Na Colômbia, pontapé inicial para 2016

Com 562 atletas, Brasil usa competição em Medellín para dar experiência a jovens, já de olho na Olimpíada do Rio

Amanda Romanelli, O Estadao de S.Paulo

19 de março de 2010 | 00h00

Muitos atletas que podem defender o Brasil na Olimpíada do Rio, em 2016, terão sua primeira oportunidade de disputar um torneio internacional até o fim do mês. Seguindo diretrizes do Comitê Olímpico Brasileiro (COB), as várias confederações do País enviaram jovens atletas para a 9.ª edição dos Jogos Sul-Americanos, que começa oficialmente hoje, em Medellín (Colômbia). A cerimônia de abertura terá início às 21 horas (de Brasília) no Estádio Atanasio Girardot. O torneio, embora de baixo nível técnico, servirá como experiência.

Entre os 562 atletas brasileiros ? o País não terá representantes somente no beisebol, softbol, hipismo, futebol e patinação de velocidade ?, estão jovens promessas do vôlei, vôlei de praia, basquete e atletismo.
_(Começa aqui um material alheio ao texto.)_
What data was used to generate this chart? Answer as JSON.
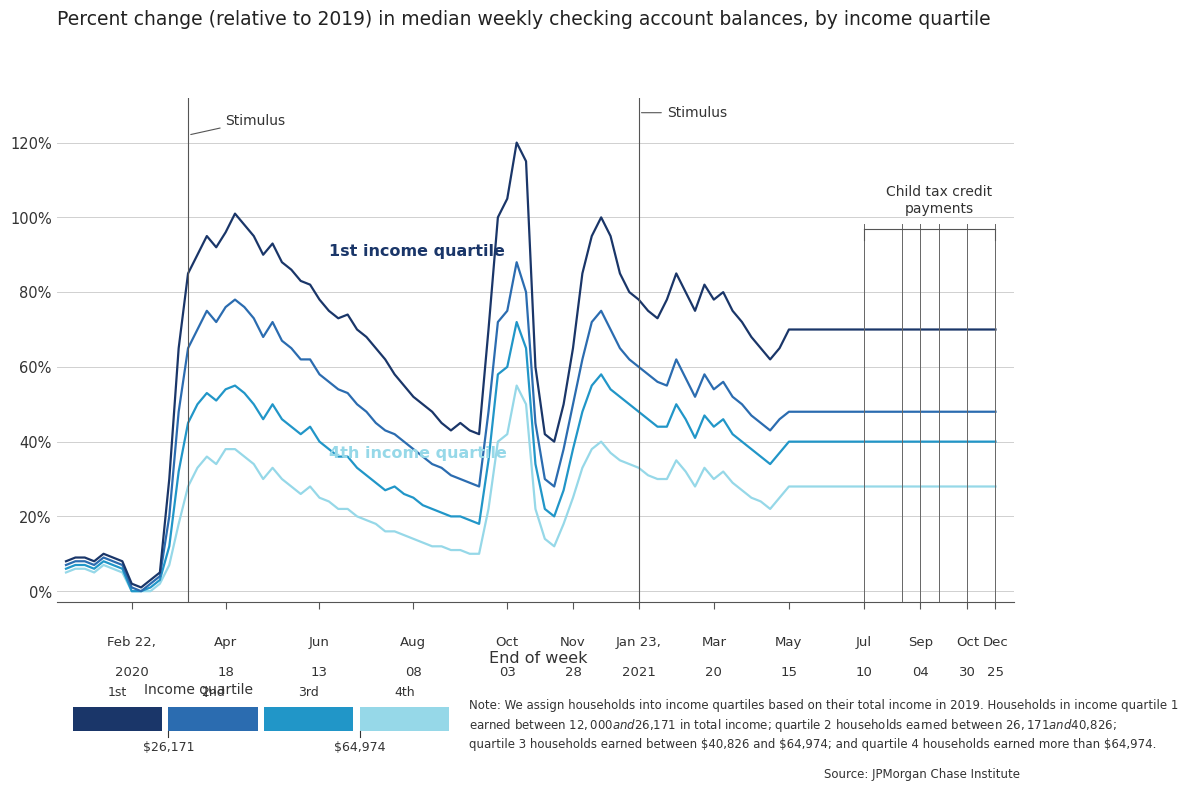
{
  "title": "Percent change (relative to 2019) in median weekly checking account balances, by income quartile",
  "xlabel": "End of week",
  "colors": {
    "q1": "#1a3669",
    "q2": "#2b6cb0",
    "q3": "#2196c8",
    "q4": "#96d8e8"
  },
  "ytick_labels": [
    "0%",
    "20%",
    "40%",
    "60%",
    "80%",
    "100%",
    "120%"
  ],
  "yticks": [
    0.0,
    0.2,
    0.4,
    0.6,
    0.8,
    1.0,
    1.2
  ],
  "ylim": [
    -0.03,
    1.32
  ],
  "tick_labels_top": [
    "Feb 22,",
    "Apr",
    "Jun",
    "Aug",
    "Oct",
    "Nov",
    "Jan 23,",
    "Mar",
    "May",
    "Jul",
    "Sep",
    "Oct",
    "Dec"
  ],
  "tick_labels_bot": [
    "2020",
    "18",
    "13",
    "08",
    "03",
    "28",
    "2021",
    "20",
    "15",
    "10",
    "04",
    "30",
    "25"
  ],
  "note": "Note: We assign households into income quartiles based on their total income in 2019. Households in income quartile 1\nearned between $12,000 and $26,171 in total income; quartile 2 households earned between $26,171 and $40,826;\nquartile 3 households earned between $40,826 and $64,974; and quartile 4 households earned more than $64,974.",
  "source": "Source: JPMorgan Chase Institute",
  "legend_labels": [
    "1st",
    "2nd",
    "3rd",
    "4th"
  ],
  "income_labels": [
    "$26,171",
    "$64,974"
  ],
  "background_color": "#ffffff"
}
Outros esportes, como natação, judô, ginástica e handebol, preferiram fazer equipes mistas, com atletas já experimentados junto de iniciantes. Por isso, garotos de 15 a 16, da equipe majoritariamente infanto-juvenil do vôlei masculino, vão dividir espaço, na Vila Sul-Americana, com atletas como o ginasta Diego Hypólito, o nadador Thiago Pereira, a judoca Ketleyn Quadros e o mesa-tenista Hugo Hoyama, que participou da competição, pela primeira vez, em 1994.

"Essa é uma importante etapa da preparação no ciclo olímpico e serve para acumular experiência internacional", afirmou José Roberto Perillier, sub-chefe da missão brasileira. "Na maioria das modalidades temos chances reais de medalhas e, nas que não temos tradição, utilizaremos as disputas como laboratório."
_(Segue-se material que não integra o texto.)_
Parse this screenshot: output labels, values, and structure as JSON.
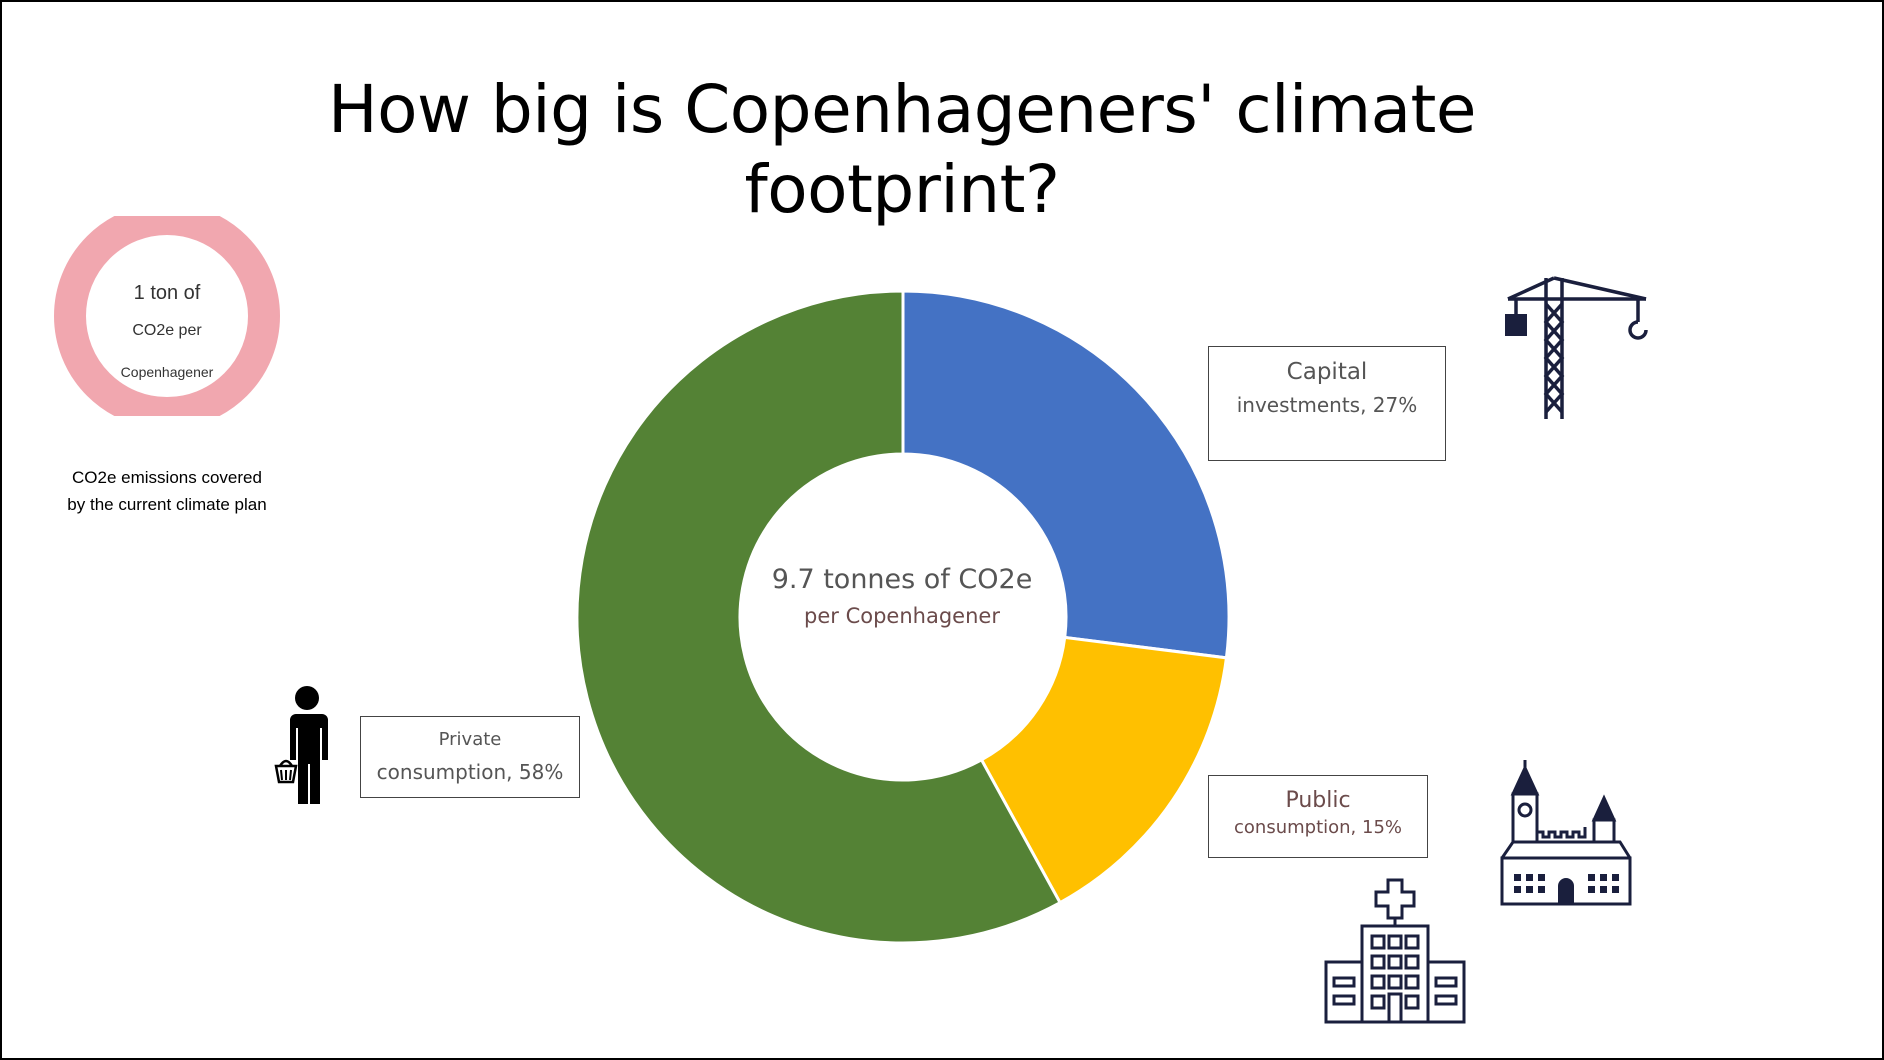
{
  "slide": {
    "title_line1": "How big is Copenhageners' climate",
    "title_line2": "footprint?"
  },
  "ring_legend": {
    "line1": "1 ton of",
    "line2": "CO2e per",
    "line3": "Copenhagener",
    "caption_line1": "CO2e emissions covered",
    "caption_line2": "by the current climate plan",
    "color": "#f1a7af"
  },
  "center": {
    "line1": "9.7 tonnes of CO2e",
    "line2": "per Copenhagener"
  },
  "callouts": {
    "capital": {
      "line1": "Capital",
      "line2": "investments, 27%"
    },
    "public": {
      "line1": "Public",
      "line2": "consumption, 15%"
    },
    "private": {
      "line1": "Private",
      "line2": "consumption, 58%"
    }
  },
  "icons": [
    "crane-icon",
    "person-with-basket-icon",
    "church-icon",
    "hospital-icon"
  ],
  "chart_data": {
    "type": "pie",
    "donut": true,
    "categories": [
      "Capital investments",
      "Public consumption",
      "Private consumption"
    ],
    "values": [
      27,
      15,
      58
    ],
    "unit": "%",
    "colors": [
      "#4472c4",
      "#ffc000",
      "#548235"
    ],
    "center_label": "9.7 tonnes of CO2e per Copenhagener"
  }
}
O basquete, por exemplo, usará o torneio para preparar suas seleções sub-18 para a disputa da Copa América, no meio do ano. "Essa é a idade com que temos a maior atenção, justamente porque é a que pode dar atletas para 2016. Vai ser bom, para eles, enfrentar algumas seleções adultas", lembra o diretor das seleções masculinas, Vanderlei Mazzuchini. O atletismo terá um time sub-23 e o vôlei de praia, uma dupla sub-21.
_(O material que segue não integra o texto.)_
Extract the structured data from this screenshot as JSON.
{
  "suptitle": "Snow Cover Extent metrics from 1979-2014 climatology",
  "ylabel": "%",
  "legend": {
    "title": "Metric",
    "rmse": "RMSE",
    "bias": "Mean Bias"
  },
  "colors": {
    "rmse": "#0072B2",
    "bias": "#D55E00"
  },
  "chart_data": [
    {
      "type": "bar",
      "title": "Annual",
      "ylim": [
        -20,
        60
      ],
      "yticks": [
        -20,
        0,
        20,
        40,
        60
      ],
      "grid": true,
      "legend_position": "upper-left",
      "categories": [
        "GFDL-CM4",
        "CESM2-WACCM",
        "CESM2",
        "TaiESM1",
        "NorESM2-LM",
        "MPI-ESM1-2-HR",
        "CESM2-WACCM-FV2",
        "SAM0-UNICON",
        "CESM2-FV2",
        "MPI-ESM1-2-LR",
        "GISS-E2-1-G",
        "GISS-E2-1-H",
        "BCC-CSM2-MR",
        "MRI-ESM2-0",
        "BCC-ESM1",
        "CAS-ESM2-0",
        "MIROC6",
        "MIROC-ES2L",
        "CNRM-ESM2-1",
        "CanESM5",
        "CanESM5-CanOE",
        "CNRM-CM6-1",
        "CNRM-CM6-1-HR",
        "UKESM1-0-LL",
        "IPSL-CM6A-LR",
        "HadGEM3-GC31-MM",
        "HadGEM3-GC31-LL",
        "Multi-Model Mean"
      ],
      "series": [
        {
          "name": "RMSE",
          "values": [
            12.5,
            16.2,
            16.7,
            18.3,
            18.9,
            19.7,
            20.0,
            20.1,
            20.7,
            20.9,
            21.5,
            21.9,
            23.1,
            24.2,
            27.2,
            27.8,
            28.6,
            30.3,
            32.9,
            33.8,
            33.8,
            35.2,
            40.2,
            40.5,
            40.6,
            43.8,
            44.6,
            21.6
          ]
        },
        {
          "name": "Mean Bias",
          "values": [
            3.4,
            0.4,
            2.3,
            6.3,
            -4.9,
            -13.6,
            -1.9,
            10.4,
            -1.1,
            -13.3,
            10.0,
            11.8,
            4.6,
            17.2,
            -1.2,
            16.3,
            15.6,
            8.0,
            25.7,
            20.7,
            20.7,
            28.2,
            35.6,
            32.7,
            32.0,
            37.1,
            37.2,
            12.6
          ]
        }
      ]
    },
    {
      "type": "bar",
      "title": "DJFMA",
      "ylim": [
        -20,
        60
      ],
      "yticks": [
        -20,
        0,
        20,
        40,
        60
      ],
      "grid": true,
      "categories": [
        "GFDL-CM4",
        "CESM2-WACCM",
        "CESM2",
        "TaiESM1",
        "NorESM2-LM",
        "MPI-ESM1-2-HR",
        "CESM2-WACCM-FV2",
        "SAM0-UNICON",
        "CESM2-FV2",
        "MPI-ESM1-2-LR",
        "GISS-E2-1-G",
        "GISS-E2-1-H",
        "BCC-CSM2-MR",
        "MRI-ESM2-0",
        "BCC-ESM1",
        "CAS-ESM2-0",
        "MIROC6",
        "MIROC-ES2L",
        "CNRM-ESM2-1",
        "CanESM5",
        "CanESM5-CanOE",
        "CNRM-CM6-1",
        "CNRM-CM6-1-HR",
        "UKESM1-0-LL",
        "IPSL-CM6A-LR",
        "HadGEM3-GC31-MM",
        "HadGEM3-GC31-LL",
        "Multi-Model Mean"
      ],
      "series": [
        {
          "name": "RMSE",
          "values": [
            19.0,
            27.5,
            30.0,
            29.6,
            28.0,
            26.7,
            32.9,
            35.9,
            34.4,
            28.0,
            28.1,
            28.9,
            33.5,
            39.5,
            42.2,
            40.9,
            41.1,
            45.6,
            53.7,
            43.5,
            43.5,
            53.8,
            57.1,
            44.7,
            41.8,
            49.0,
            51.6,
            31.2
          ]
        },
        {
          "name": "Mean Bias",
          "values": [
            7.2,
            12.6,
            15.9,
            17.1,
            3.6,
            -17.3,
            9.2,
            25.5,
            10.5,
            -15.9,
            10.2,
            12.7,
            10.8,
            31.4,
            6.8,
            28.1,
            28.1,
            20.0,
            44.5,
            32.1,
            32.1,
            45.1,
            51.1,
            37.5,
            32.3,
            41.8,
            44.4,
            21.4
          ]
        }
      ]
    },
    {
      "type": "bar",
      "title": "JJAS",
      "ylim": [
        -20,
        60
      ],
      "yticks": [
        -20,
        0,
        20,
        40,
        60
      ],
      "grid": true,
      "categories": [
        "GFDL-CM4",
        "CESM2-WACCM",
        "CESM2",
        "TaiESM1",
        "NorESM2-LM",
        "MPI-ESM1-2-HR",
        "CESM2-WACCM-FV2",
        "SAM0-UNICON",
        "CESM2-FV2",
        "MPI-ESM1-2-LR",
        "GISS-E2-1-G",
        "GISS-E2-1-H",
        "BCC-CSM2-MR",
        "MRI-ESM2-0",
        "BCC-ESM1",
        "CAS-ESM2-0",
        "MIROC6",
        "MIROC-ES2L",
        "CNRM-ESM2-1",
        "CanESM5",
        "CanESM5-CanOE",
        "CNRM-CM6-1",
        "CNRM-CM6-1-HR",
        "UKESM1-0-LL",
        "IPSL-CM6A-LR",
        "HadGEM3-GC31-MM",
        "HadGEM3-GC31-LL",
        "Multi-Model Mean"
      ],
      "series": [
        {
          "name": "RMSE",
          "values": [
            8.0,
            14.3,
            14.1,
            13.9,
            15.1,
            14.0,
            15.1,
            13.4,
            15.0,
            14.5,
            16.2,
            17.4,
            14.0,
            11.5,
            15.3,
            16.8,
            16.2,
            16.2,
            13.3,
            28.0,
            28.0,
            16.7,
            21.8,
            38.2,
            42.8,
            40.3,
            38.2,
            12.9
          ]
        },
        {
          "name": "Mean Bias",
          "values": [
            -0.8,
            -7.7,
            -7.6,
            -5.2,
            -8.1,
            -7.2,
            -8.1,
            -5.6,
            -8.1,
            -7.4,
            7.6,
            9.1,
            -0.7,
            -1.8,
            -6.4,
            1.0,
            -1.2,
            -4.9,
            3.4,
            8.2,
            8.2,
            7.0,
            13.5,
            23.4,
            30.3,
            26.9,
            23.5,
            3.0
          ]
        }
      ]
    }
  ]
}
Organização. Cidade que já foi chamada de capital do narcotráfico mundial, Medellín receberá cerca de 5 mil atletas, técnicos e delegados de 15 países até o dia 30. Para organizar a competição, gastou US$ 25 milhões (R$ 45 milhões) para reforma ou construção de sedes, de acordo com dados oficiais. A Vila Sul-Americana, que custou outros US$ 16 milhões (R$ 28 milhões), terá seus 621 apartamentos distribuídos a famílias de classe baixa, graças a subsídios do governo.